Study ChatGPT for simple emergency room diagnoses as good as

Study: ChatGPT for simple emergency room diagnoses as good as…

The AI ​​text program ChatGPT was used to study 30 simple medical cases. The diagnostics were surprisingly accurate, but ChatGPT also showed some weaknesses.

Although AI text program ChatGPT doesn’t specialize in medicine, it diagnoses patients in the emergency room as accurately as doctors, according to a study published Wednesday. According to the authors of the Dutch study, the chatbot, which uses artificial intelligence (AI), even outperformed the work of doctors in some cases – but was still prone to errors.

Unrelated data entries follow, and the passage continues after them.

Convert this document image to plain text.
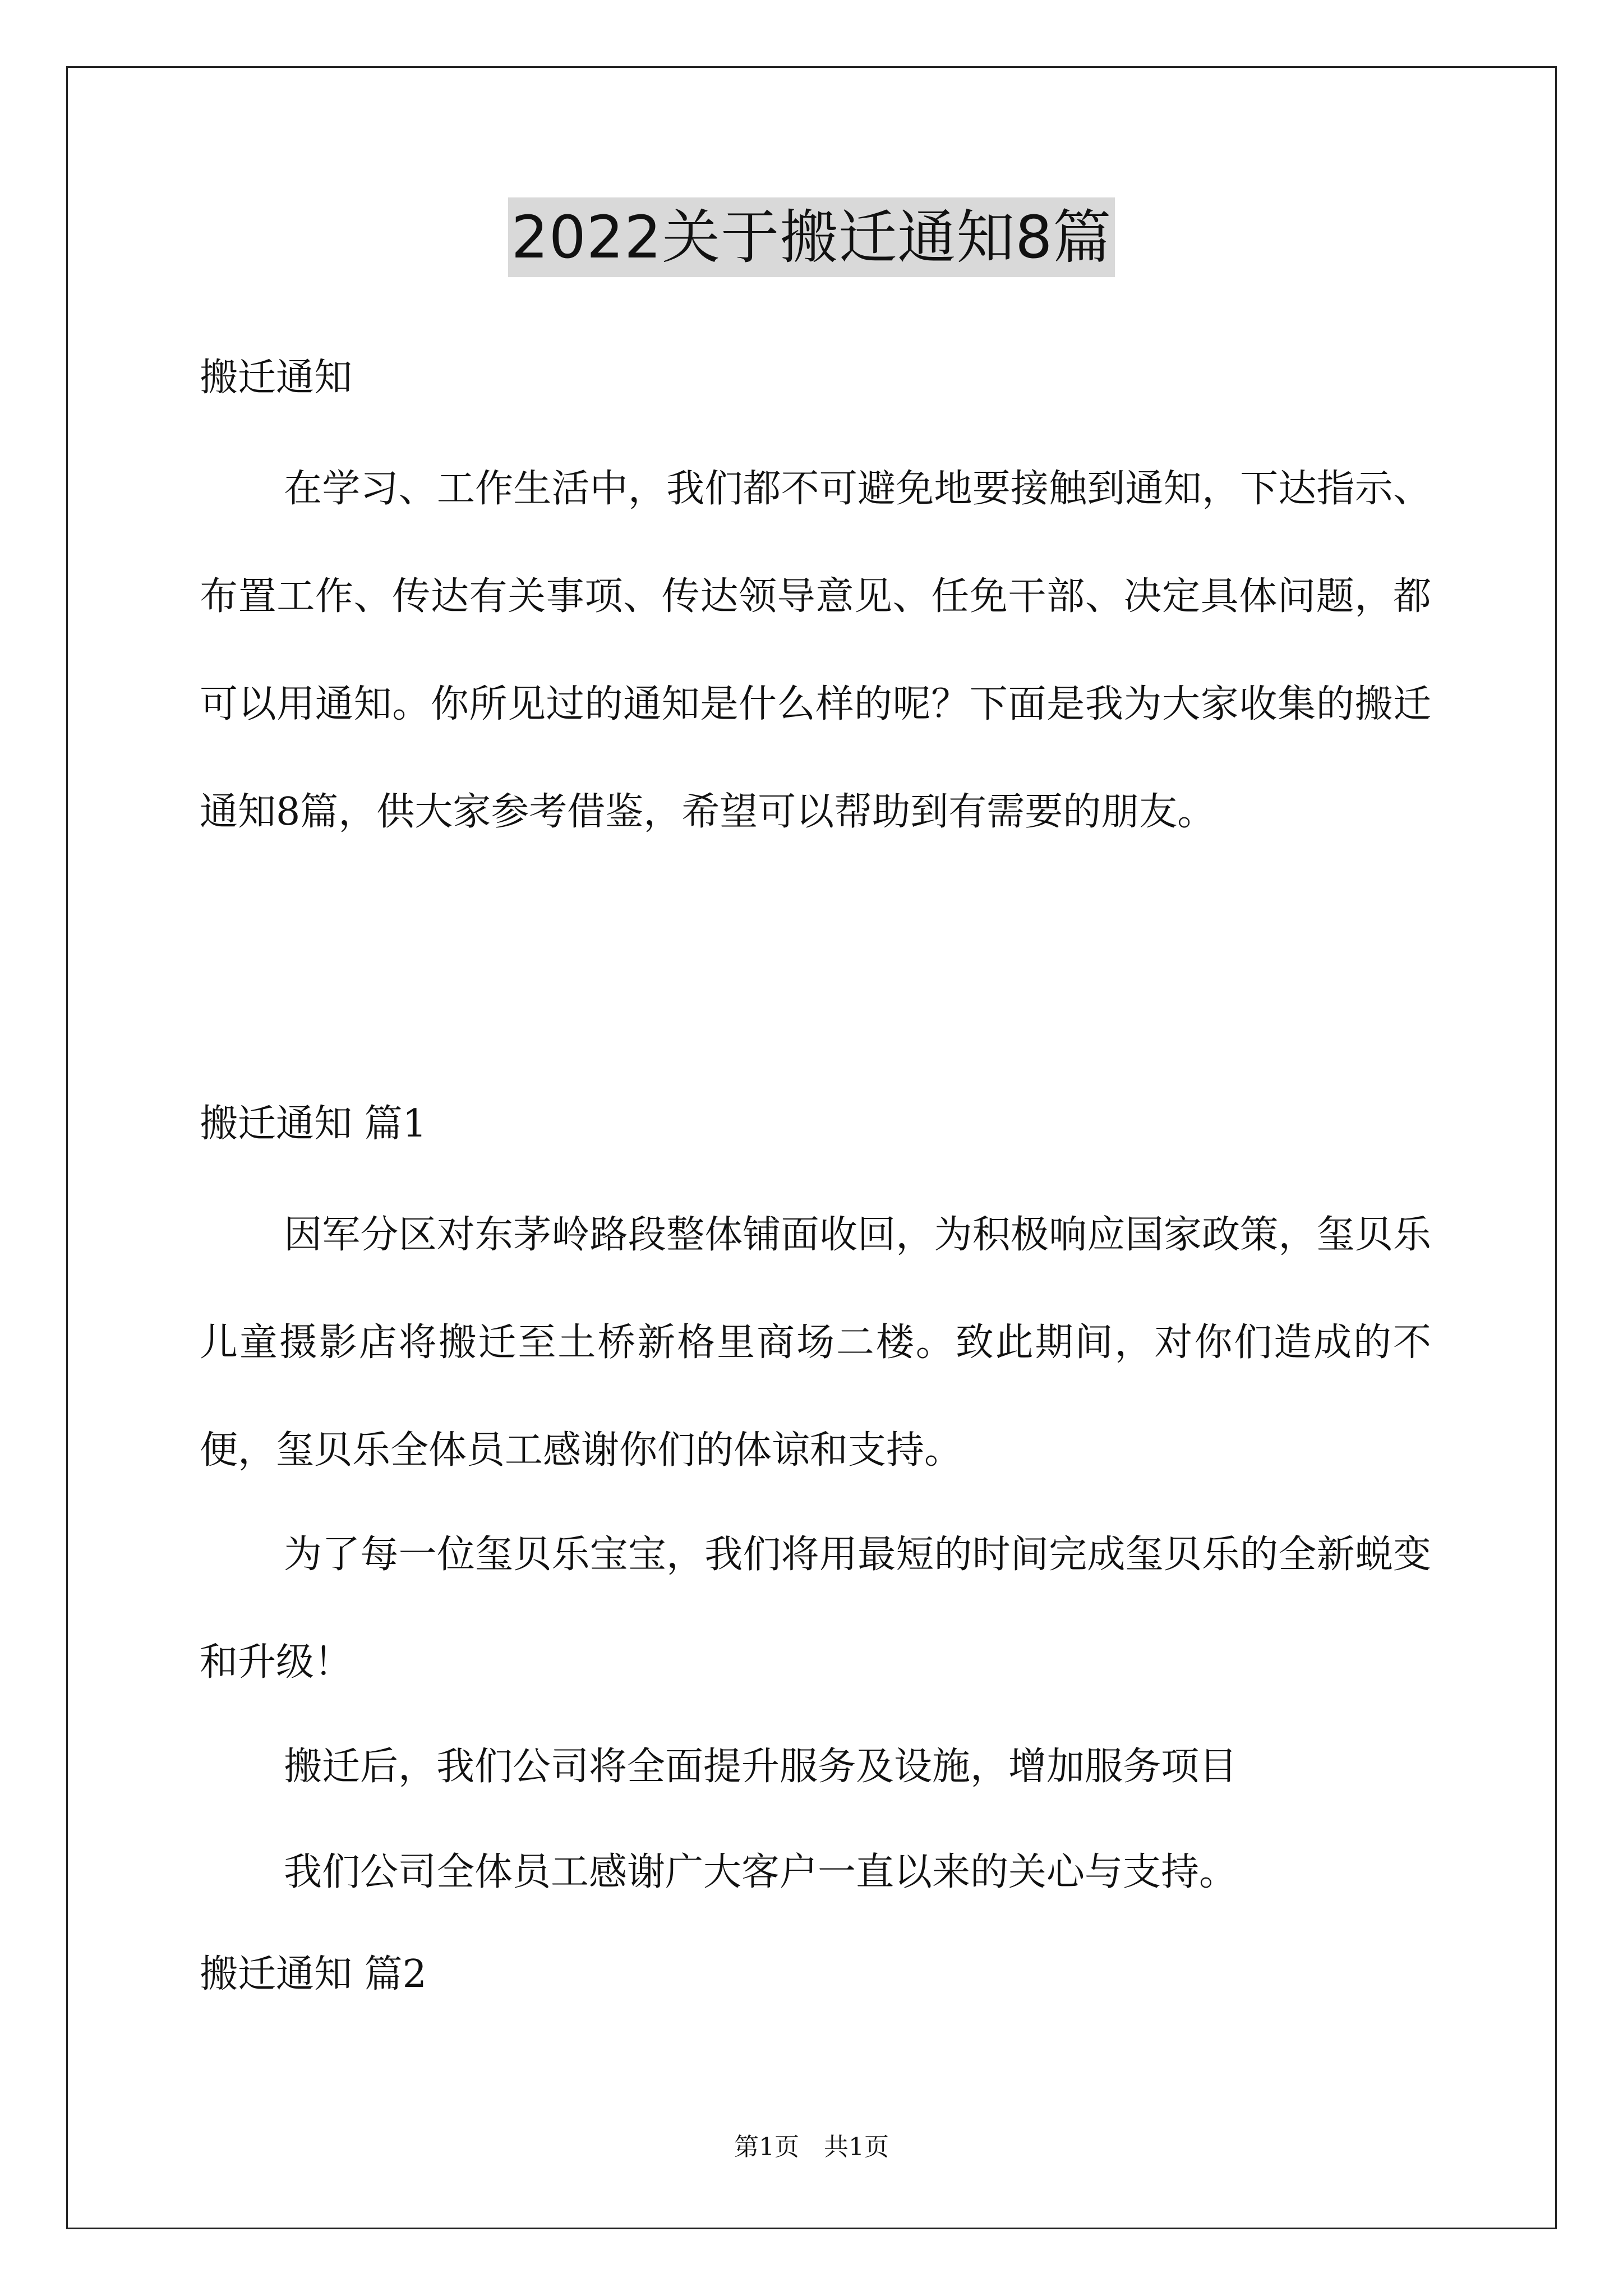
2022关于搬迁通知8篇
搬迁通知
在学习、工作生活中，我们都不可避免地要接触到通知，下达指示、布置工作、传达有关事项、传达领导意见、任免干部、决定具体问题，都可以用通知。你所见过的通知是什么样的呢？下面是我为大家收集的搬迁通知8篇，供大家参考借鉴，希望可以帮助到有需要的朋友。
搬迁通知 篇1
因军分区对东茅岭路段整体铺面收回，为积极响应国家政策，玺贝乐儿童摄影店将搬迁至土桥新格里商场二楼。致此期间，对你们造成的不便，玺贝乐全体员工感谢你们的体谅和支持。
为了每一位玺贝乐宝宝，我们将用最短的时间完成玺贝乐的全新蜕变和升级！
搬迁后，我们公司将全面提升服务及设施，增加服务项目
我们公司全体员工感谢广大客户一直以来的关心与支持。
搬迁通知 篇2
第1页　共1页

For their study, researchers examined 30 cases of patients who had been treated in a Dutch emergency department in the past year. They fed ChatGPT with anonymized patient data, lab tests, and doctor observations and asked the chatbot to make five possible diagnoses. They then compared this with the doctors’ list of diagnoses and finally matched it with the correct diagnosis.

Doctors found the correct diagnosis in 87% of cases among the five suggestions, and with ChatGPT version 3.5 even in 97% of cases. “Simply put, this means that ChatGPT was able to suggest medical diagnoses, similar to what a human doctor would do,” said emergency doctor Hidde ten Berg from Jeroen Bosch Hospital in ‘s-Hertogenbosch.

Few patients, clear symptoms

As in other areas, the chatbot also presented some weaknesses. Sometimes the chatbot’s reasoning was “clinically implausible or contradictory,” the study said. This could lead to “misinformation or misdiagnosis” – with correspondingly serious consequences.

At the same time, scientists admitted that the number of cases examined was very low. Furthermore, only simple cases where the patient complained of only one main problem were examined.

ChatGPT can provide doctors with insights

The study does not mean that computers could one day take over emergency room management, co-author Steef Kurstjens told AFP news agency. But artificial intelligence can support doctors under pressure in diagnosing – for example, by “providing insights that the doctor hadn’t thought of”. AI has “the potential to save time and thus reduce emergency room wait times,” ten Berg said.